The victims who are gunned down, run down or blown up by the angst and malfunctioning of those who are victims of manipulation, are to be mourned and given prayers. So too the manipulated victims who have been convinced that they are not unique and beautiful, need prayers. Learning how to love you; understanding yourself; accepting yourself is what self-esteem is all about. You can never love and accept another, if you first do not love and respect yourself. Also, until one develops an awareness and love of self, it is difficult to identify the agendas of those who will make you a victim.

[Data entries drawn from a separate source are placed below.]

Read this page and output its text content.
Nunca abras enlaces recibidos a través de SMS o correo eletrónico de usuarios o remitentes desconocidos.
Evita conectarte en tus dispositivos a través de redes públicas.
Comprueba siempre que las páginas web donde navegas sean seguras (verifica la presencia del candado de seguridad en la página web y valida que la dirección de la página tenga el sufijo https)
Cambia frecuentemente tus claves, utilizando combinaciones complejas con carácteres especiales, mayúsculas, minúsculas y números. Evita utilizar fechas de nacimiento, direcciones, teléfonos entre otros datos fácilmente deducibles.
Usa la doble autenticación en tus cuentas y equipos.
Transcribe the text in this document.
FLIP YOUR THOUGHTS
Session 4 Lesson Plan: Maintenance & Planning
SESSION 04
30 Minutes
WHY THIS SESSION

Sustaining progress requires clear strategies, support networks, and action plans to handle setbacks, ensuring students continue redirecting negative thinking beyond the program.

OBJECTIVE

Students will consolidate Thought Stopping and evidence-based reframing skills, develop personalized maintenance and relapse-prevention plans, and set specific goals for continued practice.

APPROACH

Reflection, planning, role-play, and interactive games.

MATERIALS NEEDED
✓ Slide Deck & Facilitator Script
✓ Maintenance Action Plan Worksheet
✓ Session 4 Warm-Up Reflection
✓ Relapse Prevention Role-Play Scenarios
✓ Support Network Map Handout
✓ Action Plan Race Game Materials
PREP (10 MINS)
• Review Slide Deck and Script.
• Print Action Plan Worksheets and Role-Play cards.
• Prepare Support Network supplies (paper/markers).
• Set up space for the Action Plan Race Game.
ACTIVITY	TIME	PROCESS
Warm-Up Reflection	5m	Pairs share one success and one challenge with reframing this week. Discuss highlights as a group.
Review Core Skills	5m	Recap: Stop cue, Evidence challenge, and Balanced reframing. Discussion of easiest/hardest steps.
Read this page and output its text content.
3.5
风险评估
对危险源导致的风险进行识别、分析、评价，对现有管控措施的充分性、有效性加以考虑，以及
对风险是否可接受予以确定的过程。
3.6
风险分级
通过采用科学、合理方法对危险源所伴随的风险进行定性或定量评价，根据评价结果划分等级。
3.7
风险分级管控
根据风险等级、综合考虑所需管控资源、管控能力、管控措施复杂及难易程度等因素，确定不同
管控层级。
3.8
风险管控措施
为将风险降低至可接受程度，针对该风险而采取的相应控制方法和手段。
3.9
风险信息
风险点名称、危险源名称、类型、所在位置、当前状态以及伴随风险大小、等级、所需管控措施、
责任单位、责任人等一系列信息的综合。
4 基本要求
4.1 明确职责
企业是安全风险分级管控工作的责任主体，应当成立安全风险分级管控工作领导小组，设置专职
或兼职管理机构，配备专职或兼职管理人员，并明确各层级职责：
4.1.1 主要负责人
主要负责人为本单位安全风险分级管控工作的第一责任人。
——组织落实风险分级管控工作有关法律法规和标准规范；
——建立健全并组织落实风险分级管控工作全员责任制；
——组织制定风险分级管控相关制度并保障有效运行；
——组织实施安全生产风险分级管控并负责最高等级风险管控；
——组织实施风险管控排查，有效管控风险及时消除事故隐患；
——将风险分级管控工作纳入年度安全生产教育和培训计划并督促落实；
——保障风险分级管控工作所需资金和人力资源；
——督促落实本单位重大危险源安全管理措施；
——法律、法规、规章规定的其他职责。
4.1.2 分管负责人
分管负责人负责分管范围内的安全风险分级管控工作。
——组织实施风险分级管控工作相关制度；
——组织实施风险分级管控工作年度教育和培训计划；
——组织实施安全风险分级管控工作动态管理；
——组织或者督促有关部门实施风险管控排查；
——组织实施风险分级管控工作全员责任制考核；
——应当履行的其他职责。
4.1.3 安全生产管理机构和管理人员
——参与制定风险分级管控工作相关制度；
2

Our World is Starving for Self Esteem

Self Esteem, Self Confidence, Self Respect, Freedom and Choices

….. When I awakened from my dream that ‘happiness just happens and mostly to other people’ and began to look at myself a few decades ago, I read everything I could read, i.e., every pop psychology book I could find. Nathanial Brandon was one of my favorite writers and I actually used his writings in my lectures promoting self-esteem—that is after I became arrogant enough to believe I had some.

….. Through the reading I learned that Self Esteem is the integration of our self-confidence and self-respect. Both are necessary to balancing our world of freedom and uncertainty. Freedom means that we can make the correct choices–choices that will propel us to greater joy. Most people never recognize how their choices happen. Sometimes we don’t even know we are choosing. Oh, we think long and hard about what refrigerator we want to buy, what music we want to spend our money on; but seldom did we think about the consequences of smoking, unsafe sex, etc. These are not choices so much as spontaneous reactions. We also do not think that hating or not hating is a choice.

Self Confidence allows us to trust the tools of life to make good choices. Self Respect is the result of our understanding that we have goodness. Together these interact, to help us make good choices.

….. The understanding I experienced from this long process of self-improvement, made me realize how imperative it is for each of us to look to improve our self-esteem. Self-esteem is the reputation you have with yourself.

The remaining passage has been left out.